Le Madring devait inaugurer une nouvelle page de la F1. Il aura fallu à peine une séance pour retrouver les vieilles questions. Sur la piste, Mercedes a immédiatement posé ses roues devant tout le monde. En dehors, Mohammed Ben Sulayem s’est chargé de mettre Fernando Alonso au centre d’une polémique autrement plus délicate : jusqu’où le président de la FIA peut-il aller pour retenir un pilote… et aider son équipe à redevenir compétitive ? Car pendant que George Russell signait le premier meilleur temps officiel de l’histoire du Madring, Fernando Alonso terminait seulement 15e. Et, presque simultanément, le patron de la Fédération assurait qu’il ne voulait surtout pas voir le double champion du monde quitter la F1 dans ces conditions. Deux images assez saisissantes de la situation actuelle d’Aston Martin.
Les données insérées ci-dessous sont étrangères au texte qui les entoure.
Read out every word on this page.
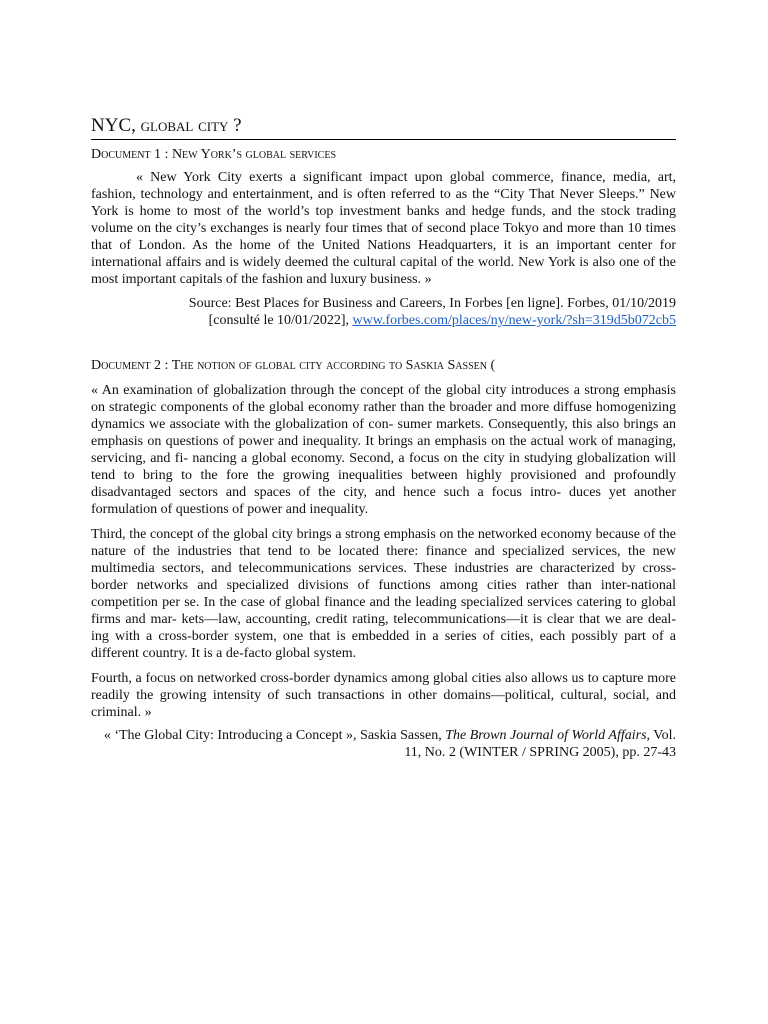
NYC, global city ?
Document 1 : New York’s global services

« New York City exerts a significant impact upon global commerce, finance, media, art, fashion, technology and entertainment, and is often referred to as the “City That Never Sleeps.” New York is home to most of the world’s top investment banks and hedge funds, and the stock trading volume on the city’s exchanges is nearly four times that of second place Tokyo and more than 10 times that of London. As the home of the United Nations Headquarters, it is an important center for international affairs and is widely deemed the cultural capital of the world. New York is also one of the most important capitals of the fashion and luxury business. »

Source: Best Places for Business and Careers, In Forbes [en ligne]. Forbes, 01/10/2019
[consulté le 10/01/2022], www.forbes.com/places/ny/new-york/?sh=319d5b072cb5

Document 2 : The notion of global city according to Saskia Sassen (

« An examination of globalization through the concept of the global city introduces a strong emphasis on strategic components of the global economy rather than the broader and more diffuse homogenizing dynamics we associate with the globalization of con- sumer markets. Consequently, this also brings an emphasis on questions of power and inequality. It brings an emphasis on the actual work of managing, servicing, and fi- nancing a global economy. Second, a focus on the city in studying globalization will tend to bring to the fore the growing inequalities between highly provisioned and profoundly disadvantaged sectors and spaces of the city, and hence such a focus intro- duces yet another formulation of questions of power and inequality.

Third, the concept of the global city brings a strong emphasis on the networked economy because of the nature of the industries that tend to be located there: finance and specialized services, the new multimedia sectors, and telecommunications services. These industries are characterized by cross-border networks and specialized divisions of functions among cities rather than inter-national competition per se. In the case of global finance and the leading specialized services catering to global firms and mar- kets—law, accounting, credit rating, telecommunications—it is clear that we are deal- ing with a cross-border system, one that is embedded in a series of cities, each possibly part of a different country. It is a de-facto global system.

Fourth, a focus on networked cross-border dynamics among global cities also allows us to capture more readily the growing intensity of such transactions in other domains—political, cultural, social, and criminal. »

« ‘The Global City: Introducing a Concept », Saskia Sassen, The Brown Journal of World Affairs, Vol. 11, No. 2 (WINTER / SPRING 2005), pp. 27-43
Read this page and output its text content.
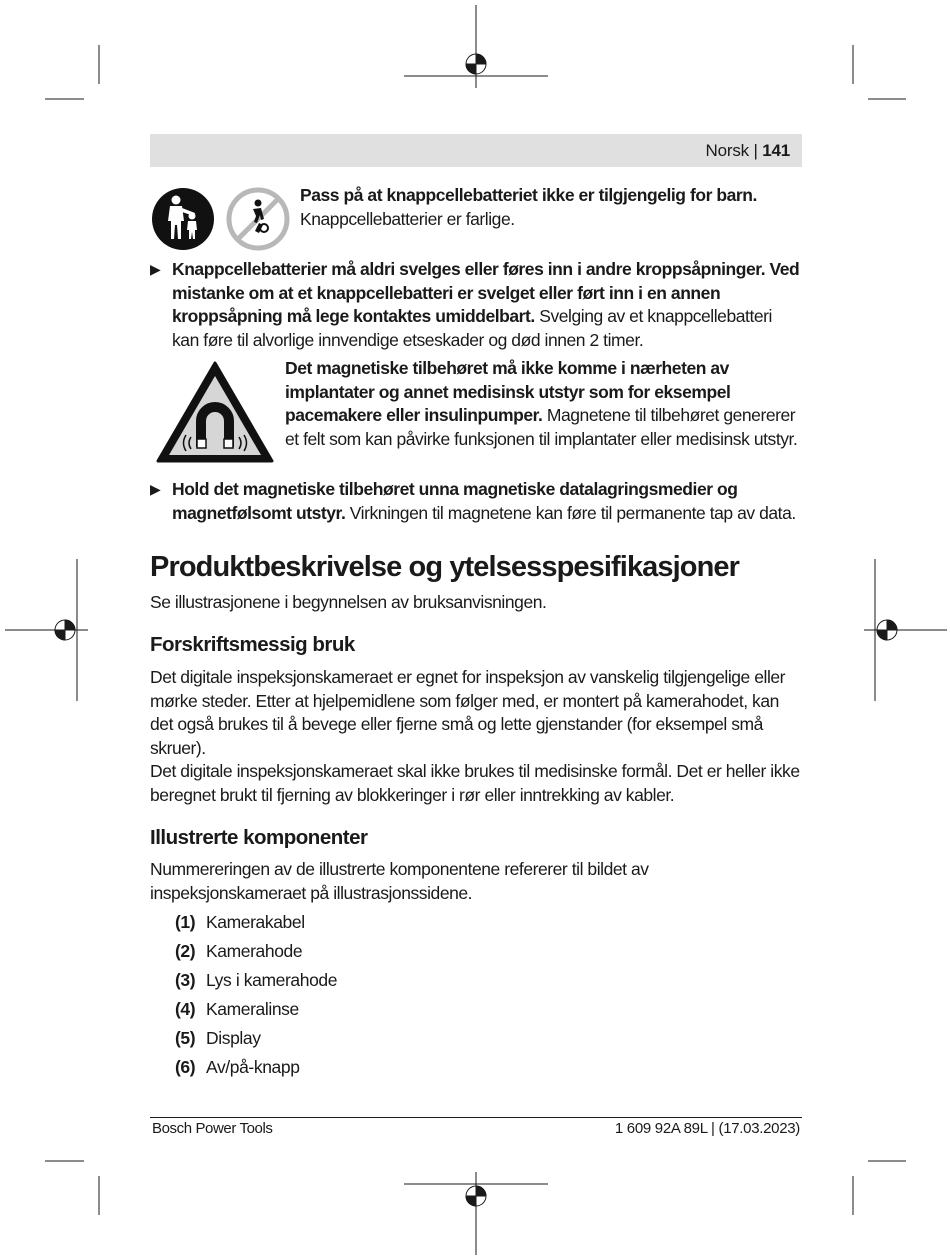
Norsk | 141
Pass på at knappcellebatteriet ikke er tilgjengelig for barn.
Knappcellebatterier er farlige.
▶ Knappcellebatterier må aldri svelges eller føres inn i andre kroppsåpninger. Ved mistanke om at et knappcellebatteri er svelget eller ført inn i en annen kroppsåpning må lege kontaktes umiddelbart. Svelging av et knappcellebatteri kan føre til alvorlige innvendige etseskader og død innen 2 timer.
Det magnetiske tilbehøret må ikke komme i nærheten av implantater og annet medisinsk utstyr som for eksempel pacemakere eller insulinpumper. Magnetene til tilbehøret genererer et felt som kan påvirke funksjonen til implantater eller medisinsk utstyr.
▶ Hold det magnetiske tilbehøret unna magnetiske datalagringsmedier og magnetfølsomt utstyr. Virkningen til magnetene kan føre til permanente tap av data.
Produktbeskrivelse og ytelsesspesifikasjoner
Se illustrasjonene i begynnelsen av bruksanvisningen.
Forskriftsmessig bruk
Det digitale inspeksjonskameraet er egnet for inspeksjon av vanskelig tilgjengelige eller mørke steder. Etter at hjelpemidlene som følger med, er montert på kamerahodet, kan det også brukes til å bevege eller fjerne små og lette gjenstander (for eksempel små skruer).
Det digitale inspeksjonskameraet skal ikke brukes til medisinske formål. Det er heller ikke beregnet brukt til fjerning av blokkeringer i rør eller inntrekking av kabler.
Illustrerte komponenter
Nummereringen av de illustrerte komponentene refererer til bildet av inspeksjonskameraet på illustrasjonssidene.
(1) Kamerakabel
(2) Kamerahode
(3) Lys i kamerahode
(4) Kameralinse
(5) Display
(6) Av/på-knapp
Bosch Power Tools	1 609 92A 89L | (17.03.2023)
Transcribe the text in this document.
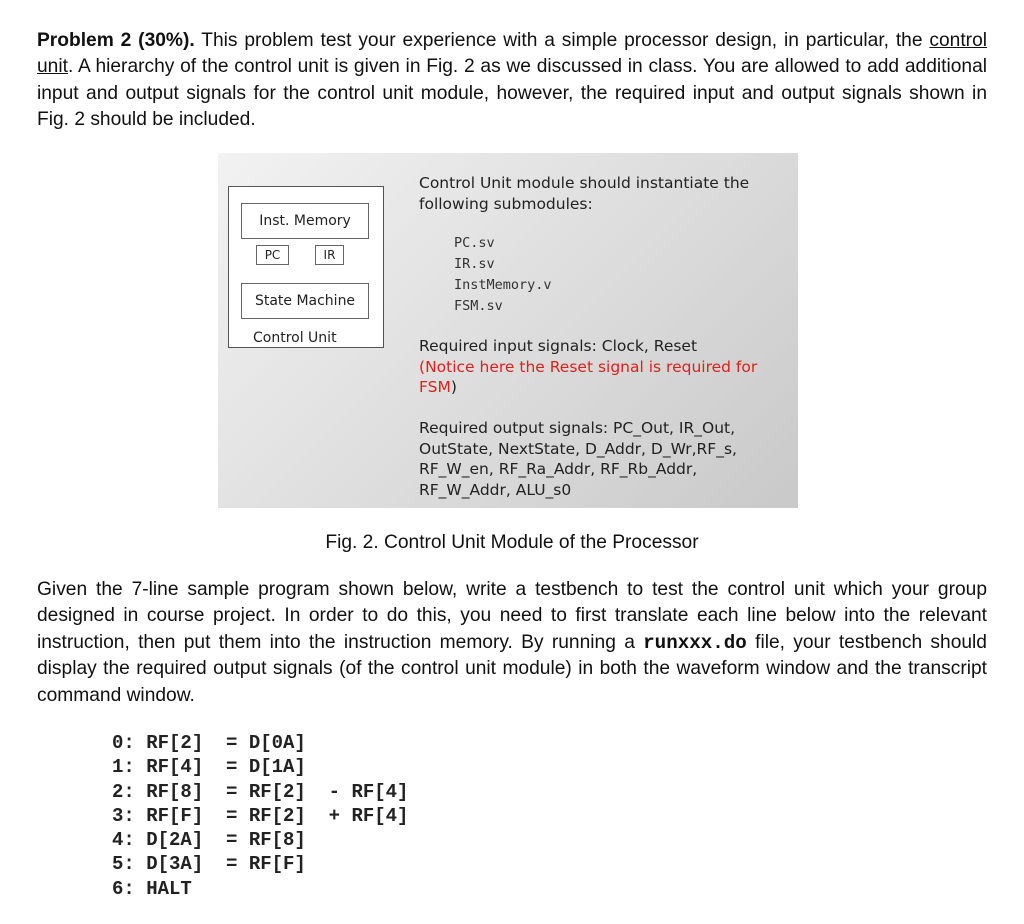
Problem 2 (30%). This problem test your experience with a simple processor design, in particular, the control unit. A hierarchy of the control unit is given in Fig. 2 as we discussed in class. You are allowed to add additional input and output signals for the control unit module, however, the required input and output signals shown in Fig. 2 should be included.

Inst. Memory
PC	IR
State Machine
Control Unit

Control Unit module should instantiate the following submodules:

PC.sv
IR.sv
InstMemory.v
FSM.sv

Required input signals: Clock, Reset
(Notice here the Reset signal is required for FSM)

Required output signals: PC_Out, IR_Out, OutState, NextState, D_Addr, D_Wr,RF_s, RF_W_en, RF_Ra_Addr, RF_Rb_Addr, RF_W_Addr, ALU_s0

Fig. 2. Control Unit Module of the Processor

Given the 7-line sample program shown below, write a testbench to test the control unit which your group designed in course project. In order to do this, you need to first translate each line below into the relevant instruction, then put them into the instruction memory. By running a runxxx.do file, your testbench should display the required output signals (of the control unit module) in both the waveform window and the transcript command window.

0: RF[2]  = D[0A]
1: RF[4]  = D[1A]
2: RF[8]  = RF[2]  - RF[4]
3: RF[F]  = RF[2]  + RF[4]
4: D[2A]  = RF[8]
5: D[3A]  = RF[F]
6: HALT
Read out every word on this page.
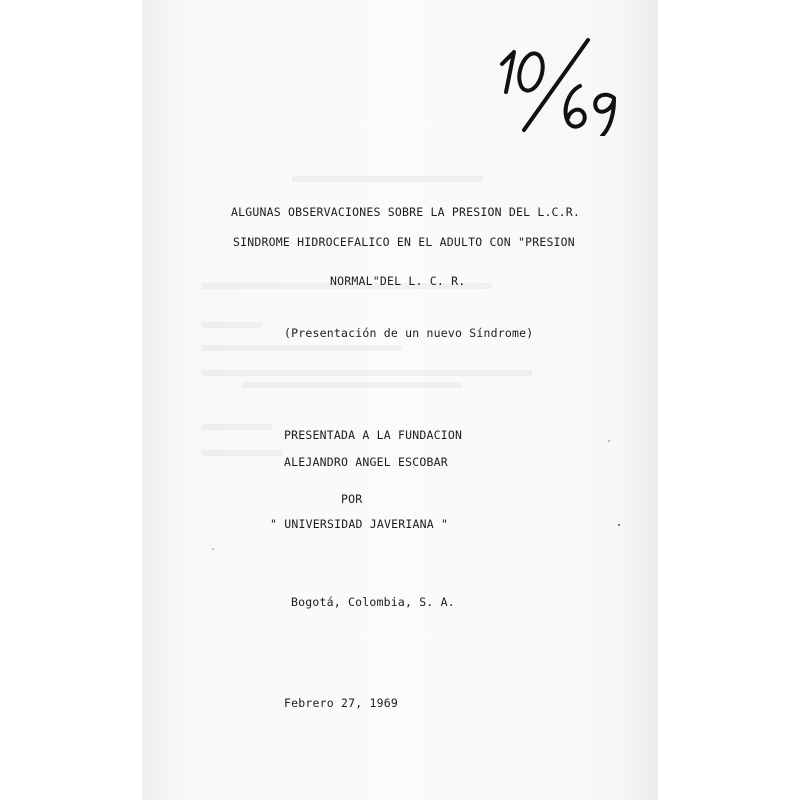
ALGUNAS OBSERVACIONES SOBRE LA PRESION DEL L.C.R.
SINDROME HIDROCEFALICO EN EL ADULTO CON "PRESION
NORMAL"DEL L. C. R.
(Presentación de un nuevo Síndrome)
PRESENTADA A LA FUNDACION
ALEJANDRO ANGEL ESCOBAR
POR
" UNIVERSIDAD JAVERIANA "
Bogotá, Colombia, S. A.
Febrero 27, 1969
F1 Madring : Mercedes frappe, Ben Sulayem dérape
Russell ouvre le bal, Mercedes ne perd pas de temps
George Russell n’a pas attendu longtemps pour apprivoiser le tracé F1 deMadrid. Avec un 1’34’’077, le Britannique a devancé Kimi Antonelli de 0’’286 et offert à Mercedes un doublé dès les premiers essais libres. Ferrari n’est toutefois pas très loin derrière, et la lecture de la feuille des temps mérite une petite nuance : Charles Leclerc, troisième à 0’’459, et Lewis Hamilton, quatrième à 0’’543, ont signé leurs meilleurs chronos en pneus médiums, contrairement aux Mercedes passées par les tendres. Autrement dit, la Scuderia n’a peut-être pas encore montré tout son jeu.
Max Verstappen prend la cinquième place devant Lando Norris. Plus surprenant, Arvid Lindblad s’installe au septième rang, devant Oscar Piastri. La séance s’est déroulée sans drapeau rouge malgré les craintes suscitées par ce tracé neuf, étroit par endroits et bordé de murs.
Classement des EL1 à Madrid
- George Russell – Mercedes — 1’34’’077
- Kimi Antonelli – Mercedes — +0’’286
- Charles Leclerc – Ferrari — +0’’459
- Lewis Hamilton – Ferrari — +0’’543
- Max Verstappen – Red Bull — +0’’626
- Lando Norris – McLaren — +0’’870
- Arvid Lindblad – Racing Bulls — +0’’956
- Oscar Piastri – McLaren — +1’’071
- Nico Hülkenberg – Audi — +1’’452
- Liam Lawson – Red Bull — +1’’462
- Gabriel Bortoleto — +1’’575
- Esteban Ocon — +1’’757
- Franco Colapinto — +1’’856
- Pierre Gasly — +2’’167
- Fernando Alonso – Aston Martin — +2’’396
- Oliver Bearman — +2’’776
- Carlos Sainz – Williams — +2’’793
- Yuki Tsunoda — +2’’862
- Lance Stroll — +3’’177
- Alexander Albon — +3’’514
- Sergio Pérez — +4’’073
- Valtteri Bottas — +4’’741.
Alonso a donc devancé Stroll de près de huit dixièmes, mais 2’’396 derrière Russell, difficile de parler de miracle à domicile. L’Espagnol s’est également immobilisé juste après le drapeau à damier, nouvelle alerte pour une Aston Martin qui n’avait certainement pas besoin d’en rajouter.
Ben Sulayem veut sauver Alonso… vraiment ?
C’est pourtant hors piste que l’histoire devient beaucoup plus croustillante.
Présent au New Economy Forum de Madrid, Mohammed Ben Sulayem a publiquement affiché son désir de voir Alonso poursuivre sa carrière. Le président de la FIA estime qu’un champion de son calibre ne devrait pas partir simplement parce qu’il dispose d’une voiture incapable de lui permettre de gagner.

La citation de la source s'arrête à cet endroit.